Saturday, November 16, 2013

Department of Bad Ideas

The world is filled with bad idea. Heck, I have a dozen bad ideas before I even get up each morning. But it takes a certain level of determination to take a bad idea and make it into a real thing.

Now, in the past, bad ideas rarely got very far--you had publishers or your boss or market testers to put their hand on your shoulder and say "Stop." But in today's world--where do it yourself is a highly profitable sector of the marketplace--the bad idea industry is taking off.

Case in point is the Marry Yourself Kit, designed by (surprise!) a branding consultant and (surprise!) a jewelry designer. Funded through a crowdsourcing site, it's a kit you can buy to...well, to marry yourself. Because why not?

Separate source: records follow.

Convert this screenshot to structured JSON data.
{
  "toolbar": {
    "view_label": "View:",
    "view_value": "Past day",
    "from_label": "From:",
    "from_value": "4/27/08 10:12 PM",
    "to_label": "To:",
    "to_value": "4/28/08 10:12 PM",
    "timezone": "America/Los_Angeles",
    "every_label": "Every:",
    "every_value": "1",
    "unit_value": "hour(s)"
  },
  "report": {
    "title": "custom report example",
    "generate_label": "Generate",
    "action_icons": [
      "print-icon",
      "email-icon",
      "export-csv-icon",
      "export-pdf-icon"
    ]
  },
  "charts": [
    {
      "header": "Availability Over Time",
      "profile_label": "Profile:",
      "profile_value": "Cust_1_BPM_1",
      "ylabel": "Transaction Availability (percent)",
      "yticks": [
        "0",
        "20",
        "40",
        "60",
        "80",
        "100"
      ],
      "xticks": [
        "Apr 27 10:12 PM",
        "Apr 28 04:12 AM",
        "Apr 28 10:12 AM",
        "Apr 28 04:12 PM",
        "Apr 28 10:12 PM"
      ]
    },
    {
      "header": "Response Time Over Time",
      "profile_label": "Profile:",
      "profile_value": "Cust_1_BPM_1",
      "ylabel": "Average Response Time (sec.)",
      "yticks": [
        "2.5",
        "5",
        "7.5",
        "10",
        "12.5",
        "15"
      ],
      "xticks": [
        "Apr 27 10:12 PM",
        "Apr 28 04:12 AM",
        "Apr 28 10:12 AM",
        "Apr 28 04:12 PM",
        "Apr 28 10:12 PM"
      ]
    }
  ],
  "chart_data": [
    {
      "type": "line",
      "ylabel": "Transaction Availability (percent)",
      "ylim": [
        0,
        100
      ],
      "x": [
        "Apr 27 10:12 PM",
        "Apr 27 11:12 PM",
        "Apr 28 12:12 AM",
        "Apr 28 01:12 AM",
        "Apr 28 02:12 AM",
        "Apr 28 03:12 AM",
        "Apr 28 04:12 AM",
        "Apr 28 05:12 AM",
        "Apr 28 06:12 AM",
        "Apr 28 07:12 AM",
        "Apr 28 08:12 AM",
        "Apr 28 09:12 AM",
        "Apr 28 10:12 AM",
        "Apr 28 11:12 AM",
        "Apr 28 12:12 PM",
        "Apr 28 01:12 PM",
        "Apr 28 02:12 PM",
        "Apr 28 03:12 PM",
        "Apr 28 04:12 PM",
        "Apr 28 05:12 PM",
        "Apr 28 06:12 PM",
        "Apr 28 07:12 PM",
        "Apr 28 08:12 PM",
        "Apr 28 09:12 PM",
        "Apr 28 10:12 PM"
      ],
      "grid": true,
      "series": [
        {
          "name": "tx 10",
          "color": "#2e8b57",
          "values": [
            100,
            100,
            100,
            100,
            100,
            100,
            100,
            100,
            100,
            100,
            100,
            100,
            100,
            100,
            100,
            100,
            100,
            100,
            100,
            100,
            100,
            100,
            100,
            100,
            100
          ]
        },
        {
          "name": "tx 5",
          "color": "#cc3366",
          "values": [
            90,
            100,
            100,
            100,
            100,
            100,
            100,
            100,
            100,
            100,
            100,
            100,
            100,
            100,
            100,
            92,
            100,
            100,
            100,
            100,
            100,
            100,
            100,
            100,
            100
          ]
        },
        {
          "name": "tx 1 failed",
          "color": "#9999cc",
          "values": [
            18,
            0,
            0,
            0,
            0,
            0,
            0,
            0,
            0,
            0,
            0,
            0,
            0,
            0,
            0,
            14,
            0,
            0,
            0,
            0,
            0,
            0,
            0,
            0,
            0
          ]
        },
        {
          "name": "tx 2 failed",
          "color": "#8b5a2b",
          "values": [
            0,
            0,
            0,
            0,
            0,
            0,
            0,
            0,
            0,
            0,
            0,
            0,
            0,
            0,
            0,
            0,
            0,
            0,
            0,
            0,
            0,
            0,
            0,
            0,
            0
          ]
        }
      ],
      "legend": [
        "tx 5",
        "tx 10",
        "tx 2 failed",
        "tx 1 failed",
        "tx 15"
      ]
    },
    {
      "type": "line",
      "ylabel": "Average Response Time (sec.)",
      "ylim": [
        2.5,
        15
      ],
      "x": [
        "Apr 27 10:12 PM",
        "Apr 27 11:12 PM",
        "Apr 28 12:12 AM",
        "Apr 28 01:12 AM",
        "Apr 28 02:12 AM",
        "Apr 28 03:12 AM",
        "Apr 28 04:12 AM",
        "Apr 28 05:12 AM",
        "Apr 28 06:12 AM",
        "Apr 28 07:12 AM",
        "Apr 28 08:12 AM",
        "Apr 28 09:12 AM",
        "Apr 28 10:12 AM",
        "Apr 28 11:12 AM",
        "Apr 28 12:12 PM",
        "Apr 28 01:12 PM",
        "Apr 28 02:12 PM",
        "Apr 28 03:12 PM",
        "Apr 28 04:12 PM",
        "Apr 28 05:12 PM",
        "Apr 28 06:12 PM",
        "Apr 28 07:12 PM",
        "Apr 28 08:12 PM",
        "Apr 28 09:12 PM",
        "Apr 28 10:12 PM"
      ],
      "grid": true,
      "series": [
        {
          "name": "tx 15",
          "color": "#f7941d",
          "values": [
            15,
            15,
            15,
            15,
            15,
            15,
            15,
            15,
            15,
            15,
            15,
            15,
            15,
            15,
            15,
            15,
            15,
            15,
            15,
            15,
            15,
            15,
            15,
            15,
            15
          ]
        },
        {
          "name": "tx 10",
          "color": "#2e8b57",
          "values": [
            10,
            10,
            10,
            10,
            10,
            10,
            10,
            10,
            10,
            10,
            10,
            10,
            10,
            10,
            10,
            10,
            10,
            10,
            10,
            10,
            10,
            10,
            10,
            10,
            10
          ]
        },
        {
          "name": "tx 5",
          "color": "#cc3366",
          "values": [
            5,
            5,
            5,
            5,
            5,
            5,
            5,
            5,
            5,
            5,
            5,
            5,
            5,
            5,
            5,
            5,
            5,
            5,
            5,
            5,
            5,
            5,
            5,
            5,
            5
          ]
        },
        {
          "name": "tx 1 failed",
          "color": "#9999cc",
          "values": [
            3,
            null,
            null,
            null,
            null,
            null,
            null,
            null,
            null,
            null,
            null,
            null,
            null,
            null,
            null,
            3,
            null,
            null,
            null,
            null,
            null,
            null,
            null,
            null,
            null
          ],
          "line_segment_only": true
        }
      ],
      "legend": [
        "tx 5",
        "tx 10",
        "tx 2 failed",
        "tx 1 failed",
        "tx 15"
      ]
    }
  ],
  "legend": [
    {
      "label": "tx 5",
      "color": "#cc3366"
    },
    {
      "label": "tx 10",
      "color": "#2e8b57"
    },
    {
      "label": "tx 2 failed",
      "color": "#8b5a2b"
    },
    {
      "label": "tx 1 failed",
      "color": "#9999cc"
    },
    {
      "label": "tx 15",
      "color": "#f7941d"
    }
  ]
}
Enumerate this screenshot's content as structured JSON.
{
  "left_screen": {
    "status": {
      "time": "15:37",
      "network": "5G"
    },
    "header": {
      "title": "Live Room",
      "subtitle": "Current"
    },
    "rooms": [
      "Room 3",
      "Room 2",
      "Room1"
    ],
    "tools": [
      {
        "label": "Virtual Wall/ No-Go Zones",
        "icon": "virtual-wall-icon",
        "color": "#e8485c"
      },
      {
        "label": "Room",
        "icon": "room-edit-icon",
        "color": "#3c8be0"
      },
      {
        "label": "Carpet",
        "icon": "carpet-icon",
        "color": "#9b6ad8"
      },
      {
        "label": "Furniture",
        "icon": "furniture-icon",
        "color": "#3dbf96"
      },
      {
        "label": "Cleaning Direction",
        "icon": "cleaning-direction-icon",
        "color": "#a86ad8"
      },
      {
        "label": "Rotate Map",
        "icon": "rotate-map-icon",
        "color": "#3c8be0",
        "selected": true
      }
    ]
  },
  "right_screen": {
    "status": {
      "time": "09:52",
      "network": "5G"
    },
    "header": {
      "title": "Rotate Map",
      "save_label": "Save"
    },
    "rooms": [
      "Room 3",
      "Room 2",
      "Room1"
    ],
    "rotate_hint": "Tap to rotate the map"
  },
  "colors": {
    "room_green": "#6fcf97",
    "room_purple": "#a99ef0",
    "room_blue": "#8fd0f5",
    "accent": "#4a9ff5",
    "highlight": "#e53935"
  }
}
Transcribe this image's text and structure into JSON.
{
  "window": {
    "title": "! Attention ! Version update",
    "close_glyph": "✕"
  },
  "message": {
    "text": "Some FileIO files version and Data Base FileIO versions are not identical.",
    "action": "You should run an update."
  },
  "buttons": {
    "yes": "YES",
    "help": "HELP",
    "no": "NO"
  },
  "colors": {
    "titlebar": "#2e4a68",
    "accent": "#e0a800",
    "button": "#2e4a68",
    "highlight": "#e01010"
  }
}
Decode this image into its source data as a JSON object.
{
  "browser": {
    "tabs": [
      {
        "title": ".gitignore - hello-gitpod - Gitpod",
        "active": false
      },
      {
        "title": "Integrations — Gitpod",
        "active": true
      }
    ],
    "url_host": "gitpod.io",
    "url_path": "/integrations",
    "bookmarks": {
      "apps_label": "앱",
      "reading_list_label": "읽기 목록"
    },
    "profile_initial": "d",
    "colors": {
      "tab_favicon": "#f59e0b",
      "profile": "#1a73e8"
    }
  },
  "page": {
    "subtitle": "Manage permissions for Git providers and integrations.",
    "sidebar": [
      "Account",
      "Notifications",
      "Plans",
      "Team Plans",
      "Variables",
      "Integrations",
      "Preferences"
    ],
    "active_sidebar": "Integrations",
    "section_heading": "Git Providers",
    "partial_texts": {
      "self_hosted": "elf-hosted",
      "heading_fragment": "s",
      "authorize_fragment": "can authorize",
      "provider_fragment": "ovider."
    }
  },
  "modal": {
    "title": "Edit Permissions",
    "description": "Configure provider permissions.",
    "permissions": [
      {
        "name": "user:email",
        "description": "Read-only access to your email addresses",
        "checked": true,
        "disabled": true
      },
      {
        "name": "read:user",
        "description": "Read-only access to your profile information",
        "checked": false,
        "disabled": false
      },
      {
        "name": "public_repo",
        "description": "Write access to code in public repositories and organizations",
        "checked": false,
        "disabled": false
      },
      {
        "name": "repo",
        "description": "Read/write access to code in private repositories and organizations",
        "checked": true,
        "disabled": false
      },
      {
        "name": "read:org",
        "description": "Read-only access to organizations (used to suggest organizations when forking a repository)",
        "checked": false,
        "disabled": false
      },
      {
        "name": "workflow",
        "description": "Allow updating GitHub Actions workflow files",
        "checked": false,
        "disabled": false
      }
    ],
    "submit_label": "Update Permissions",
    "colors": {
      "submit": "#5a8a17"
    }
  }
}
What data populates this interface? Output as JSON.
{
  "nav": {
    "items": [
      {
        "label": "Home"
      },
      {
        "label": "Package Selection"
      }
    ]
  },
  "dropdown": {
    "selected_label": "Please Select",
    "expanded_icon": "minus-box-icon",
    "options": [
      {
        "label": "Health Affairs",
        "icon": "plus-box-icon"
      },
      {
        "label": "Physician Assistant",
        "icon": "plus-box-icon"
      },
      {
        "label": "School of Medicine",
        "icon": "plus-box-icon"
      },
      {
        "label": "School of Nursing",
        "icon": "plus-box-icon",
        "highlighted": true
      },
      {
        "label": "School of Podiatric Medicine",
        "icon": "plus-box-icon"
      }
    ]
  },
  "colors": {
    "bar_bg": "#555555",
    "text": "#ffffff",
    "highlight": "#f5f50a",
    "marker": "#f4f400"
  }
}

Read the article for the self-explanation necessary as to why this isn't that bad, but the idea itself just seems to be a packaged-up version of the incredible level of narcissism and waste that has become so prevalent. Everyone has a reality show, everyone has their YouTube video, and everyone who has a bad day being single can, instead of ordering a large pizza, a box of tissues, and Sixteen Candles, can instead shell out three hundred bucks in a shallow attempt to make yourself feel better.

Generally speaking, I try hard not to judge people on what they spend their money on. Hey, it's their money; if they feel like wasting it on an expensive ring and a fake ceremony just so their self-esteem will skyrocket, more power to them. And, hey, maybe there's the off chance that this will help some people. But that's part of the problem--somehow, we have managed to operate as a fairly successful society without having to create artificial props to make ourselves feel good about our lives, especially ones that are expensive and serve so little social utility.

Weddings, of course, mean something; they are a ceremony specifically designed for people to express their love to another. Pretty much every single aspect of a wedding, in one way or another, either symbolically or practically, is done to drive this point home. So when the entire thing is inverted into a mission of self-importance, it's less about making yourself feel good and more about being a parody of the ceremony itself. Granted, the makers of this product have a specific ceremony laid out, but the intent is clearly there.  

You want to feel good about yourself? Take that $300 and give it to a charity of your choice. Or spend 40 hours volunteering, and spend that $300 on food and clothing this Christmas. Of course, keep a little for yourself; I hear St. Elmo's Fire can be bought pretty cheap at Wal-Mart.